Luego, el intento de detener una inflación externa y de bienes no transables con el alza de la tasa de interés y la asfixia monetaria no logró mayormente el propósito y, en su lugar, provocó la desaceleración y el desplome del producto nacional. En fin, el Gobierno montó un modelo especulativo, que no era sostenible, y el Banco de la República precipitó su caída con el alza de la tasa de interés.

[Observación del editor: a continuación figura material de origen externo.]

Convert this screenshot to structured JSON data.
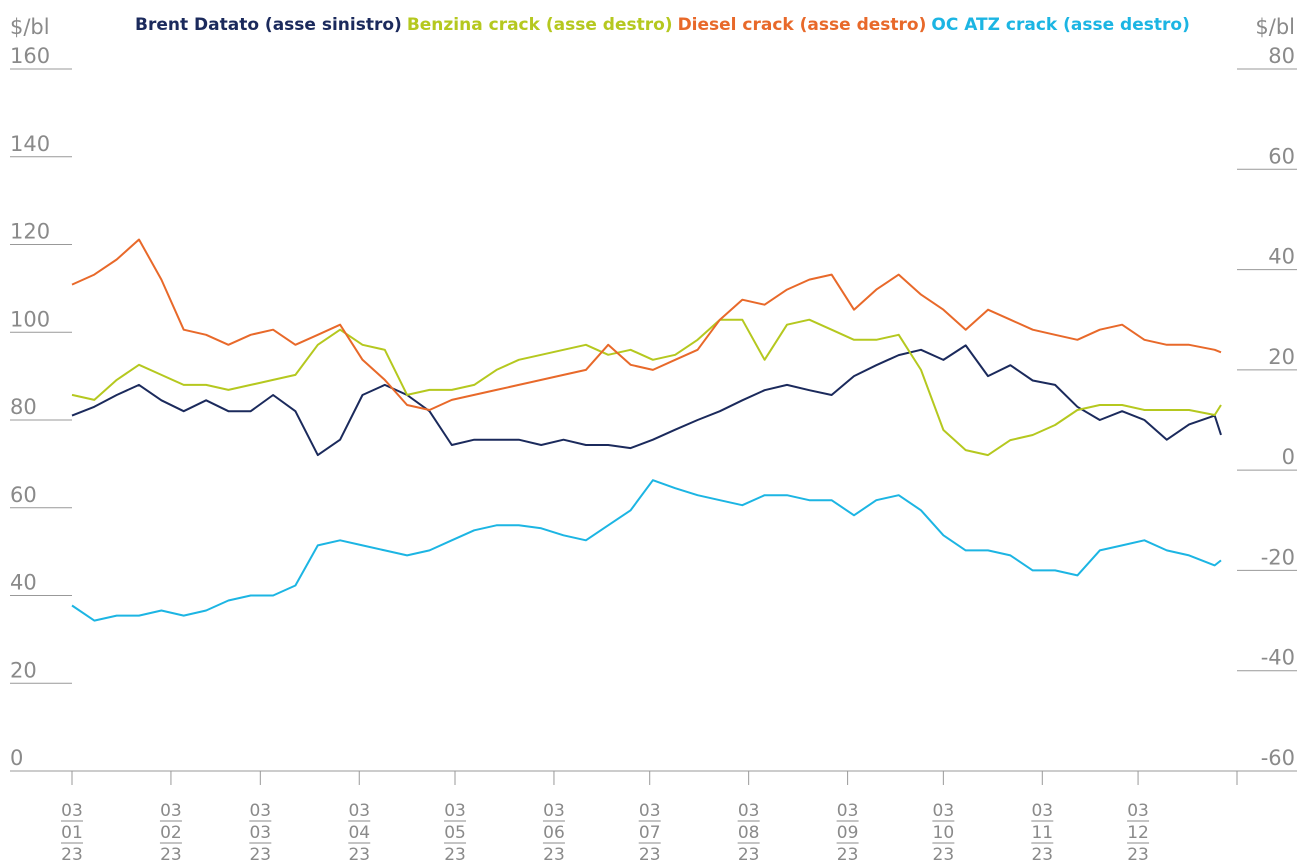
{
  "chart_data": {
    "type": "line",
    "y_label": "$/bl",
    "y2_label": "$/bl",
    "x": [
      "2023-01-03",
      "2023-01-10",
      "2023-01-17",
      "2023-01-24",
      "2023-01-31",
      "2023-02-07",
      "2023-02-14",
      "2023-02-21",
      "2023-02-28",
      "2023-03-07",
      "2023-03-14",
      "2023-03-21",
      "2023-03-28",
      "2023-04-04",
      "2023-04-11",
      "2023-04-18",
      "2023-04-25",
      "2023-05-02",
      "2023-05-09",
      "2023-05-16",
      "2023-05-23",
      "2023-05-30",
      "2023-06-06",
      "2023-06-13",
      "2023-06-20",
      "2023-06-27",
      "2023-07-04",
      "2023-07-11",
      "2023-07-18",
      "2023-07-25",
      "2023-08-01",
      "2023-08-08",
      "2023-08-15",
      "2023-08-22",
      "2023-08-29",
      "2023-09-05",
      "2023-09-12",
      "2023-09-19",
      "2023-09-26",
      "2023-10-03",
      "2023-10-10",
      "2023-10-17",
      "2023-10-24",
      "2023-10-31",
      "2023-11-07",
      "2023-11-14",
      "2023-11-21",
      "2023-11-28",
      "2023-12-05",
      "2023-12-12",
      "2023-12-19",
      "2023-12-27",
      "2023-12-29"
    ],
    "series": [
      {
        "name": "Brent Datato (asse sinistro)",
        "color": "#1b2a5c",
        "axis": "y",
        "values": [
          81,
          83,
          85.7,
          88,
          84.5,
          82,
          84.5,
          82,
          82,
          85.7,
          82,
          72,
          75.5,
          85.7,
          88,
          85.7,
          82,
          74.3,
          75.5,
          75.5,
          75.5,
          74.3,
          75.5,
          74.3,
          74.3,
          73.6,
          75.5,
          77.8,
          80,
          82,
          84.5,
          86.8,
          88,
          86.8,
          85.7,
          90,
          92.5,
          94.8,
          96,
          93.7,
          97,
          90,
          92.5,
          89,
          88,
          83,
          80,
          82,
          80,
          75.5,
          79,
          81,
          76.6
        ]
      },
      {
        "name": "Benzina crack (asse destro)",
        "color": "#b5c81f",
        "axis": "y2",
        "values": [
          15,
          14,
          18,
          21,
          19,
          17,
          17,
          16,
          17,
          18,
          19,
          25,
          28,
          25,
          24,
          15,
          16,
          16,
          17,
          20,
          22,
          23,
          24,
          25,
          23,
          24,
          22,
          23,
          26,
          30,
          30,
          22,
          29,
          30,
          28,
          26,
          26,
          27,
          20,
          8,
          4,
          3,
          6,
          7,
          9,
          12,
          13,
          13,
          12,
          12,
          12,
          11,
          13
        ]
      },
      {
        "name": "Diesel crack (asse destro)",
        "color": "#e8692a",
        "axis": "y2",
        "values": [
          37,
          39,
          42,
          46,
          38,
          28,
          27,
          25,
          27,
          28,
          25,
          27,
          29,
          22,
          18,
          13,
          12,
          14,
          15,
          16,
          17,
          18,
          19,
          20,
          25,
          21,
          20,
          22,
          24,
          30,
          34,
          33,
          36,
          38,
          39,
          32,
          36,
          39,
          35,
          32,
          28,
          32,
          30,
          28,
          27,
          26,
          28,
          29,
          26,
          25,
          25,
          24,
          23.5
        ]
      },
      {
        "name": "OC ATZ crack (asse destro)",
        "color": "#1cb5e3",
        "axis": "y2",
        "values": [
          -27,
          -30,
          -29,
          -29,
          -28,
          -29,
          -28,
          -26,
          -25,
          -25,
          -23,
          -15,
          -14,
          -15,
          -16,
          -17,
          -16,
          -14,
          -12,
          -11,
          -11,
          -11.6,
          -13,
          -14,
          -11,
          -8,
          -2,
          -3.6,
          -5,
          -6,
          -7,
          -5,
          -5,
          -6,
          -6,
          -9,
          -6,
          -5,
          -8,
          -13,
          -16,
          -16,
          -17,
          -20,
          -20,
          -21,
          -16,
          -15,
          -14,
          -16,
          -17,
          -19,
          -18
        ]
      }
    ],
    "xlim": [
      "2023-01-03",
      "2024-01-03"
    ],
    "xticks": [
      {
        "value": "2023-01-03",
        "label": "03/01/23"
      },
      {
        "value": "2023-02-03",
        "label": "03/02/23"
      },
      {
        "value": "2023-03-03",
        "label": "03/03/23"
      },
      {
        "value": "2023-04-03",
        "label": "03/04/23"
      },
      {
        "value": "2023-05-03",
        "label": "03/05/23"
      },
      {
        "value": "2023-06-03",
        "label": "03/06/23"
      },
      {
        "value": "2023-07-03",
        "label": "03/07/23"
      },
      {
        "value": "2023-08-03",
        "label": "03/08/23"
      },
      {
        "value": "2023-09-03",
        "label": "03/09/23"
      },
      {
        "value": "2023-10-03",
        "label": "03/10/23"
      },
      {
        "value": "2023-11-03",
        "label": "03/11/23"
      },
      {
        "value": "2023-12-03",
        "label": "03/12/23"
      }
    ],
    "ylim": [
      0,
      160
    ],
    "yticks": [
      0,
      20,
      40,
      60,
      80,
      100,
      120,
      140,
      160
    ],
    "y2lim": [
      -60,
      80
    ],
    "y2ticks": [
      -60,
      -40,
      -20,
      0,
      20,
      40,
      60,
      80
    ],
    "legend": "top"
  }
}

La reacción oficial ha sido descalificar al Banco de la República y solicitarle que revierta de inmediato la política. El problema no es tan sencillo. Muchas veces es más fácil subirse que bajarse del tigre.

La baja de la tasa de interés tendría que adoptarse dentro de una estrategia que muestre que las autoridades económicas están en capacidad de conciliar el crecimiento económico y el control de la inflación.

Ante todo habría que reconocer que las teorías que sirvieron para justificar tanto el crecimiento con revaluación como la inflación objetivo son equivocadas y la voluntad de adoptar una nueva concepción.

El modelo está escrito, de tiempo atrás, y se presenta en forma detallada en mi nuevo libro: Economía y Globalización, editado por Norma, que se encontrará la próxima semana en las librerías.

Por ahora, convendría intervenir el tipo de cambio, aumentar los depósitos de divisas y extenderlos a todos los ingresos de capitales, regular en forma directa los precios de los bienes de naturaleza monopólica y avanzar en una política fiscal, monetaria y comercial combinada y selectiva para aliviar las alzas de los combustibles y los cereales.